The Negligence Standard
Most states apply one of two legal standards to dog bite cases – either strict liability or the “one free bite” rule. Under the strict liability standard, a dog owner is strictly liable for any injury caused by his dog. Under the “one free bite” rule, the owner is liable only if he had prior reason to believe that the dog was dangerous (if the dog had attacked someone before, for example).
Hawaii, by contrast, applies a negligence standard. To win a dog bite case, the victim must show that the dog attack can be traced to some sort of carelessness on the part of the defendant, regardless of whether or not he had reason to know that the dog was dangerous. The negligence standard applies to both dog owners and third parties such as dog trainers.
Hawaii does not recognize a “negligence per se” rule as other states do. This means that the fact that a dog owner broke the law (by ignoring a leash law, for example) does not automatically mean that the owner was negligent, although it can be used as evidence of negligence.
Examples of Negligence
Although each case of negligence is unique and there are no ironclad guarantees of victory, following are some situations that might support a negligence verdict against a dog owner or a third party:
- A business owner allows a stray dog into the premises; especially if children are present
- A dog owner trains his dog as an attack dog and then lets the dog roam freely
- A dog owner violates a local animal control ordinance (such as a leash law) in a manner that leads to a dog attack
- The defendant throws a small dog at the victim
- A defendant allows a dog to roam freely immediately after deliberately antagonizing it
If someone deliberately causes a dog to attack you, you can raise an intentional tort claim. The defendant does not have to be the dog owner or even someone with custody of the dog.
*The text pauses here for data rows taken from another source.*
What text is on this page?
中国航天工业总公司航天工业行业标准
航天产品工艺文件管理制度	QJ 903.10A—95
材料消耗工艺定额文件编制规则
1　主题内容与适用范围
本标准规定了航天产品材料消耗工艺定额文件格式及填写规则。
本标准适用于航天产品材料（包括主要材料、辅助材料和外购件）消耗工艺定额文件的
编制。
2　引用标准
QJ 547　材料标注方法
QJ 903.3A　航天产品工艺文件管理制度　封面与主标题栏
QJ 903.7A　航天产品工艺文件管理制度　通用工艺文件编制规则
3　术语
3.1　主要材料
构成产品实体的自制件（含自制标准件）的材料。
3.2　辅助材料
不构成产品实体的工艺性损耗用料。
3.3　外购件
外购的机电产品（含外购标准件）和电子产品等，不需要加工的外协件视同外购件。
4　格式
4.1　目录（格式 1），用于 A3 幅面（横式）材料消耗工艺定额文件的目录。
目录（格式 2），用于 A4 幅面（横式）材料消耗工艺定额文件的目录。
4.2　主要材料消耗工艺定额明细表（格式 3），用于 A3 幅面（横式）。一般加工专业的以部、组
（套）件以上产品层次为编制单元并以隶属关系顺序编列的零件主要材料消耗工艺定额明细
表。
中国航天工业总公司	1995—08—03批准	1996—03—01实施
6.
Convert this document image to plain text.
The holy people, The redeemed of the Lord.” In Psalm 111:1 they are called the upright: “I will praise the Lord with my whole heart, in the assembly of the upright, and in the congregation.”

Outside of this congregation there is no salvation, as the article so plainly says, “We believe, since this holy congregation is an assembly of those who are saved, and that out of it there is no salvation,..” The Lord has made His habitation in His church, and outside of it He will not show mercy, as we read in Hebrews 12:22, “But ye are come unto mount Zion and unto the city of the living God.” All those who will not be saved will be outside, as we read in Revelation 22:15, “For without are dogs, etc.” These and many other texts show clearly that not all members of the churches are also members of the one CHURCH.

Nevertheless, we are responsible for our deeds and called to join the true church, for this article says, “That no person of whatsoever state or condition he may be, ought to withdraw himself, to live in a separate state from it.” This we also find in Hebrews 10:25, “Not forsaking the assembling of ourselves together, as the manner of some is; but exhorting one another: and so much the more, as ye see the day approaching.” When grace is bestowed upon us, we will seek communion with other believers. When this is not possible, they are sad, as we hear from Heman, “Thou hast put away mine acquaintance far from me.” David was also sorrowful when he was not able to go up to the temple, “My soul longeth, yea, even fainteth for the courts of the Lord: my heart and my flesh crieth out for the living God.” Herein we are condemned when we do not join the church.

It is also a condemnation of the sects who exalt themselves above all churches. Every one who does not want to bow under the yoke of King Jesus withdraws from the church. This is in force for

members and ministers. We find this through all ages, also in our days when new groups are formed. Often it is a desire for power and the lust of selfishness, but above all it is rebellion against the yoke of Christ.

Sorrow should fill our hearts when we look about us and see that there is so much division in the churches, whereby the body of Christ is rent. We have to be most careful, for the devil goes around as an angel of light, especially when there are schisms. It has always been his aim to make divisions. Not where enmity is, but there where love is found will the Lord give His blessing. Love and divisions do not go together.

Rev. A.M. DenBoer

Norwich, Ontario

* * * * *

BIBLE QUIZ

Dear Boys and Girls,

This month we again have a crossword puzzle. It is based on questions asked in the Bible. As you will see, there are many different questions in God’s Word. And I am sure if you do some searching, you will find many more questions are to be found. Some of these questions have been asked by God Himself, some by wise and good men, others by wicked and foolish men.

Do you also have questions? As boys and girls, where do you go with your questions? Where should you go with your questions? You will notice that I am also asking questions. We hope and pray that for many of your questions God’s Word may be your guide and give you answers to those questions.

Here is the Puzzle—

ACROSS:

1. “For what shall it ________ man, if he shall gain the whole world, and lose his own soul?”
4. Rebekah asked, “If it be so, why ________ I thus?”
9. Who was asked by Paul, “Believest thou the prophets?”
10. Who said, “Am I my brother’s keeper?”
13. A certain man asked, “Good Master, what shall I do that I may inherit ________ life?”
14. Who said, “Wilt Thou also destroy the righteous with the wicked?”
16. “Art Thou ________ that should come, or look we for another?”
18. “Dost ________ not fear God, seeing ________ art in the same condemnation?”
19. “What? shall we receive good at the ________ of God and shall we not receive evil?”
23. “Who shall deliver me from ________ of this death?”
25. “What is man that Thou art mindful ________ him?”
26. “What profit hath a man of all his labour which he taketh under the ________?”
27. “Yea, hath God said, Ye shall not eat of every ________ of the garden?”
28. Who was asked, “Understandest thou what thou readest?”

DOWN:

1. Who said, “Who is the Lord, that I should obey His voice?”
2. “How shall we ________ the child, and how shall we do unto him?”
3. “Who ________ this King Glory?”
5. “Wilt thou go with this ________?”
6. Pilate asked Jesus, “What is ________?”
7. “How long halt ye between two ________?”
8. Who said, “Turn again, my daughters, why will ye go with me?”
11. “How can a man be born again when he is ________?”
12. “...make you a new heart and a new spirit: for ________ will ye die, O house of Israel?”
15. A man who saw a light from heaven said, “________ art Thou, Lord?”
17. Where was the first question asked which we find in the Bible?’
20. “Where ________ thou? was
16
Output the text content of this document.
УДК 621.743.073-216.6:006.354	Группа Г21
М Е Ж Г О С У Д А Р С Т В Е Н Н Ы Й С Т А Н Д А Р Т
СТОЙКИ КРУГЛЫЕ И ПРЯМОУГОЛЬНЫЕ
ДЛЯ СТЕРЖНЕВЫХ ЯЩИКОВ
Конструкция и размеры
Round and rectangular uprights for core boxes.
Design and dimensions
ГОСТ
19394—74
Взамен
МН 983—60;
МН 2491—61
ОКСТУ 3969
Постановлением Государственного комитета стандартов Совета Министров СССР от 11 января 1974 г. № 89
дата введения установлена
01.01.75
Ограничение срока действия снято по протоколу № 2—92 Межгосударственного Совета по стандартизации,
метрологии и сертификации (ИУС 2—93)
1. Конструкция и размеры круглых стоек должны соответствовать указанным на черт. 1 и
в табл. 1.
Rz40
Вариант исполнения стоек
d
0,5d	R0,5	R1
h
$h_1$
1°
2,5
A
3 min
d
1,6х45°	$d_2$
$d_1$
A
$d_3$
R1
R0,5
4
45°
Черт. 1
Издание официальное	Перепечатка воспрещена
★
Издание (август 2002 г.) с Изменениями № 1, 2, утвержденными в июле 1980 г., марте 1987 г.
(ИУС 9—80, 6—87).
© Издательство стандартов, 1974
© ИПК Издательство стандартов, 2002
Although it is possible to win a punitive damages award in such cases (in addition to compensatory damages), Hawaii courts are quite reluctant to award punitive damages except where the defendant’s conduct was shockingly outrageous. You can also file a criminal complaint against someone who uses a dog to attack you.
If you win a dog bite lawsuit in Hawaii, you will be entitled to compensation for all of your losses. These losses are not limited to economic losses such as medical bills or lost wages – you might, for example, be awarded an amount of “pain and suffering” that far exceeds the amount of your combined economic losses.
The Statute of Limitations
In Hawaii, you generally have two years from the date of a dog bite to file a lawsuit seeking damages.